CDN Manager service is statefull, it has the addresses and room informations of all CDN servers in the current cluster. Room Creating is according to the Round-Bobin method. If the room is already exist, join room request will be routed according to the Hashing method.
CDN Cluster contains a certain number of CDN servers and CDN Manager servers, businesses can be equipped according to their own business characteristics, according to experience, a cluster of 50 CDN servers and 3 CDN managers is the most suitable, each server can carry 1,000 PCUs, and only 20 clusters are required for 10 million PCU services.
Voice data routing is simple, users enter the same room, every member’s voice data is copied and forwarded to other members. If there are millions of users in the same room, and one server cannot carry so many users, what should we do? We have two options:
- Synchronizing the addresses of members of the same room through RTC Room Manager service.

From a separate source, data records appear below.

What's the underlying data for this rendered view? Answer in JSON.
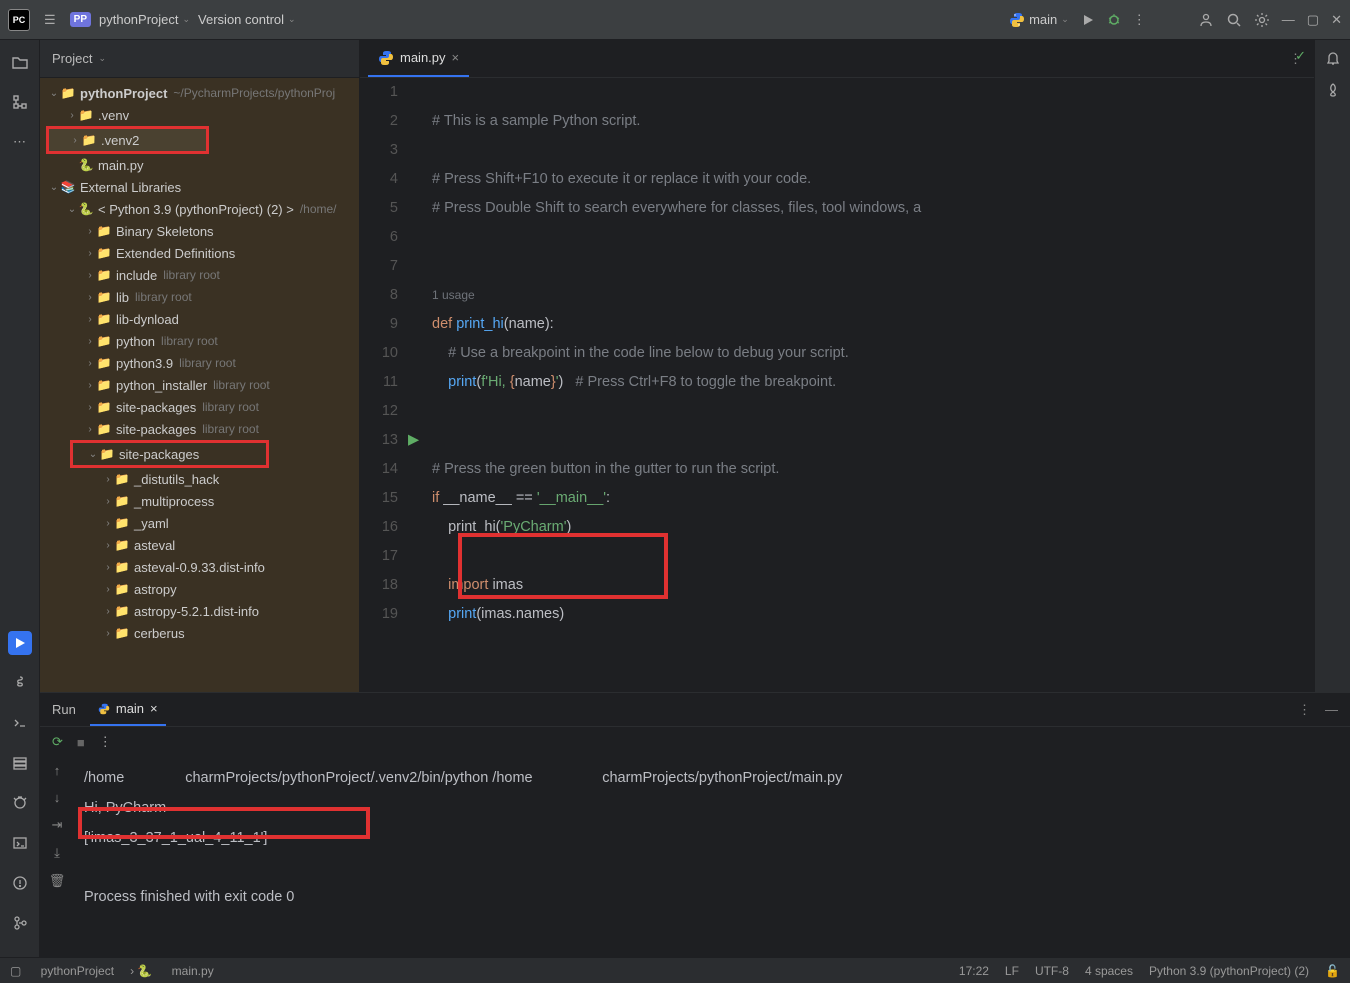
{
  "top": {
    "logo": "PC",
    "badge": "PP",
    "projectName": "pythonProject",
    "vcs": "Version control",
    "runConfig": "main"
  },
  "projectHeader": "Project",
  "tree": {
    "root": {
      "name": "pythonProject",
      "path": "~/PycharmProjects/pythonProj"
    },
    "venv": ".venv",
    "venv2": ".venv2",
    "mainpy": "main.py",
    "extlib": "External Libraries",
    "python39": "< Python 3.9 (pythonProject) (2) >",
    "python39path": "/home/",
    "items": [
      {
        "n": "Binary Skeletons",
        "d": ""
      },
      {
        "n": "Extended Definitions",
        "d": ""
      },
      {
        "n": "include",
        "d": "library root"
      },
      {
        "n": "lib",
        "d": "library root"
      },
      {
        "n": "lib-dynload",
        "d": ""
      },
      {
        "n": "python",
        "d": "library root"
      },
      {
        "n": "python3.9",
        "d": "library root"
      },
      {
        "n": "python_installer",
        "d": "library root"
      },
      {
        "n": "site-packages",
        "d": "library root"
      },
      {
        "n": "site-packages",
        "d": "library root"
      }
    ],
    "sitepkg": "site-packages",
    "pkgs": [
      "_distutils_hack",
      "_multiprocess",
      "_yaml",
      "asteval",
      "asteval-0.9.33.dist-info",
      "astropy",
      "astropy-5.2.1.dist-info",
      "cerberus"
    ]
  },
  "editor": {
    "tab": "main.py",
    "lines": {
      "l1": "# This is a sample Python script.",
      "l3": "# Press Shift+F10 to execute it or replace it with your code.",
      "l4": "# Press Double Shift to search everywhere for classes, files, tool windows, a",
      "usage": "1 usage",
      "l7a": "def ",
      "l7b": "print_hi",
      "l7c": "(name):",
      "l8": "    # Use a breakpoint in the code line below to debug your script.",
      "l9a": "    ",
      "l9b": "print",
      "l9c": "(",
      "l9d": "f'Hi, ",
      "l9e": "{",
      "l9f": "name",
      "l9g": "}",
      "l9h": "'",
      "l9i": ")   ",
      "l9j": "# Press Ctrl+F8 to toggle the breakpoint.",
      "l12": "# Press the green button in the gutter to run the script.",
      "l13a": "if ",
      "l13b": "__name__ == ",
      "l13c": "'__main__'",
      "l13d": ":",
      "l14": "    print_hi(",
      "l14b": "'PyCharm'",
      "l14c": ")",
      "l16a": "    ",
      "l16b": "import ",
      "l16c": "imas",
      "l17a": "    ",
      "l17b": "print",
      "l17c": "(imas.names)"
    },
    "lineNums": [
      "1",
      "2",
      "3",
      "4",
      "5",
      "6",
      "",
      "7",
      "8",
      "9",
      "10",
      "11",
      "12",
      "13",
      "14",
      "15",
      "16",
      "17",
      "18",
      "19"
    ]
  },
  "run": {
    "label": "Run",
    "tab": "main",
    "out1a": "/home",
    "out1b": "charmProjects/pythonProject/.venv2/bin/python /home",
    "out1c": "charmProjects/pythonProject/main.py",
    "out2": "Hi, PyCharm",
    "out3": "['imas_3_37_1_ual_4_11_1']",
    "out4": "Process finished with exit code 0"
  },
  "status": {
    "crumb1": "pythonProject",
    "crumb2": "main.py",
    "time": "17:22",
    "enc1": "LF",
    "enc2": "UTF-8",
    "indent": "4 spaces",
    "interp": "Python 3.9 (pythonProject) (2)"
  }
}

- Forwarding voice data to the same room through RTC Room Manager service.
Considering that there are too many members and few of them speaking at the same time, it is more effective to synchronize voice data than to synchronize member addresses.
Availability
Almost all of the above services are stateless. Even a stateful CDN manager can be regarded as stateless. When the CDN manager was failed, the CDN in the cluster will report the information to the CDN manager after restarting.
Stateless service failures are easy to resolve, each server is independent and equivalent, and requests can be routed to any of them. The upstream service will detect whether the downstream service is alive. When a server goes down, we only need to remove it from the cluster.

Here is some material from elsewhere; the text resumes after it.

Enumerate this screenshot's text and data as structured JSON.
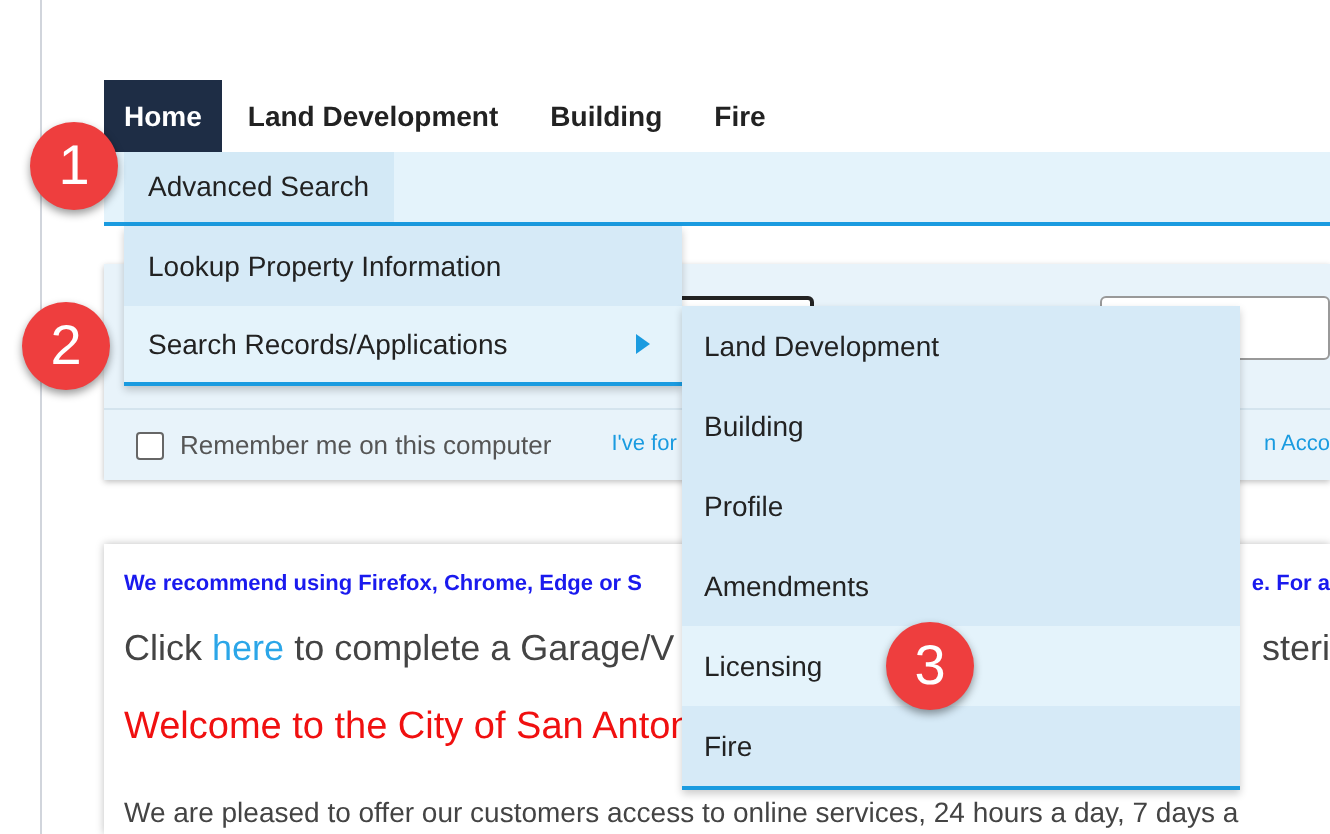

In addition, for the stateful CDN manager service, we will add multiple backup servers, which are distributed in equipment rooms in different regions, and the failure of one of them will not affect the normal operation of the entire CDN cluster.
Stateless services plus a retry mechanism can ensure the maximum availability of services, client will send a retry request per second, Round Robin routing algorithm will dispatch requests one by one, we can effectively avoid faulty servers, if the join room timeout is 20 seconds, we will have 20 chances to clear the level and complete the mission.
Scalability
It is very simple to expand the capacity of stateless services. Deploy new servers, perform connectivity test, modify the upstream servers’ configuration, add the new downstream servers to the list, and check the traffic of the new server afters the expansion.

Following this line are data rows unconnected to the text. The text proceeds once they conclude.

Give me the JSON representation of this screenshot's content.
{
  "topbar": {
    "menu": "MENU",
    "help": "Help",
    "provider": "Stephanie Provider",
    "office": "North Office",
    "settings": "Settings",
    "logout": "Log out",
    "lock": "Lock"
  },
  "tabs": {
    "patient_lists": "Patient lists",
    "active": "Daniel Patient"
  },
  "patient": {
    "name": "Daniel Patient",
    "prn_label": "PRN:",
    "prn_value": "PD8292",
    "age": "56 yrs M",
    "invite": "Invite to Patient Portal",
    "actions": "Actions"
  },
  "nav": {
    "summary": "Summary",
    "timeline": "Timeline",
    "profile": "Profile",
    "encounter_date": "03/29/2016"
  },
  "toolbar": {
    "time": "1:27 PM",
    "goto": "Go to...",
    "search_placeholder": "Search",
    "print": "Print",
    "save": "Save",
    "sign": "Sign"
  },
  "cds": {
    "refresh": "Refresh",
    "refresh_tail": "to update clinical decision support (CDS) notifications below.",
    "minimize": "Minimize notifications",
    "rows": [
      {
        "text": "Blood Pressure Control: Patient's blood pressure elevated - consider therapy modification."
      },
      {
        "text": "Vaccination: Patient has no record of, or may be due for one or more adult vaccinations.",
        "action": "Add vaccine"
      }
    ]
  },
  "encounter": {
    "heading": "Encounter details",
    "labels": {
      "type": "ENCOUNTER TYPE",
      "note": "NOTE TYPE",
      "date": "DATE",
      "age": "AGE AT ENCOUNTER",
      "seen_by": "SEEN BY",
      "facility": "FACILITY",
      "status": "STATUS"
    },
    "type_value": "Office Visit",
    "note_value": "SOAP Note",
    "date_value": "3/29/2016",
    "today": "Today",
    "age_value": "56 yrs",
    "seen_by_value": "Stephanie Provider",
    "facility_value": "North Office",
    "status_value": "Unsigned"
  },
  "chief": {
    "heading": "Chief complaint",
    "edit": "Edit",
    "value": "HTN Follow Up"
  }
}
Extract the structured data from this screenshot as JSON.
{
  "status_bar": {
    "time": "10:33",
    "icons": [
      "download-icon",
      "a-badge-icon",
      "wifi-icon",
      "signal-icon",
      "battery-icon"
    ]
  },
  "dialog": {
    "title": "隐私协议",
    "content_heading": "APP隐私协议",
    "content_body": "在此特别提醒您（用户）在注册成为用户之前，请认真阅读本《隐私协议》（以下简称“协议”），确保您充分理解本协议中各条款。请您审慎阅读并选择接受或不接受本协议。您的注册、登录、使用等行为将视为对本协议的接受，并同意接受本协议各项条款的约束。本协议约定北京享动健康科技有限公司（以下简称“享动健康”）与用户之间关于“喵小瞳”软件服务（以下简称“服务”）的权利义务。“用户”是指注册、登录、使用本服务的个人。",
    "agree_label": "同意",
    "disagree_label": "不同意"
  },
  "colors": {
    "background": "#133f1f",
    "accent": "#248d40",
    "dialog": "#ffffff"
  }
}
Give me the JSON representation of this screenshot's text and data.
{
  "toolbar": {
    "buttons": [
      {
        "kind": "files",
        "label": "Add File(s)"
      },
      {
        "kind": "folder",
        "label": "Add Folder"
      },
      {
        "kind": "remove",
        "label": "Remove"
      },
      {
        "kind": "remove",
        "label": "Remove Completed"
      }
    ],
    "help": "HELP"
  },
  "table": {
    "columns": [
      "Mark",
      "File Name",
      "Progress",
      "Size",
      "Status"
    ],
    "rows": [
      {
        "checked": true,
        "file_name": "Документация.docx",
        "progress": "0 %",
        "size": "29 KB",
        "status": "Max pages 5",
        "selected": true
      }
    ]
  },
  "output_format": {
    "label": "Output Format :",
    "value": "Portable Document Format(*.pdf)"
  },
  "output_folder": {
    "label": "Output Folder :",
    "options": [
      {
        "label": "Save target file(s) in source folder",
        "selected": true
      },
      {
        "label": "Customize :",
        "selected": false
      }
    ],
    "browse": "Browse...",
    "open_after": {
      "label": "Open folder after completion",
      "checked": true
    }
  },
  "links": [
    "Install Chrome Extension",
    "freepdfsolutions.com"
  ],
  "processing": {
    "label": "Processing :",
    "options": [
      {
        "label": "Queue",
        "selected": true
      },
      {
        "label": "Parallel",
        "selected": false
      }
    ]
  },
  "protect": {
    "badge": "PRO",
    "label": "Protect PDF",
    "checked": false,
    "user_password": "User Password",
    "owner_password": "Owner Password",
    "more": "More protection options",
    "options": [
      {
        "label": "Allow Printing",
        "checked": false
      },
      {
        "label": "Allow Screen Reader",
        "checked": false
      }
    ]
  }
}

Reducing is similar, modify the upstream server configuration, remove the servers from the list, wait for the servers’ traffic to drop to 0, shut down and reclaim the reduced servers.
When expanding or Reducing, join-room requests for the same room may be distributed to different clusters, causing the same room to exist in different clusters. Since different CDN clusters are not directly interoperable, both expanding and Reducing are lossy.
If you can’t accept that the service is lossy when scaling up or down, you need to use a non-relational database, such as redis, to store historical room routes. This modification will lead to an increase in the complexity of some service logic.
Summary
Designing a service that can support tens of millions of PCUs is challenging, and there are many things to note.
First of all, it needs to be divided into modules. You can’t think of only one program, one architecture, or just relying on a simple third-party module to realize the entire services. The large system must be divided into small modules, and each subsystem must have a clear division of labor and clear functions.
The second is hierarchical. After the modules are divided, what each module should do, how to do it, and what modules each employee is good at should be clearly subdivided, so that the system can be built more easily and efficiently.
The third is clustering. Don’t put all the eggs in one basket. It is necessary to emphasize offsite deployment, cluster isolation, and flexible scheduling between clusters. Converged communications are not necessary to ensure that a single cluster failure does not spread to all clusters.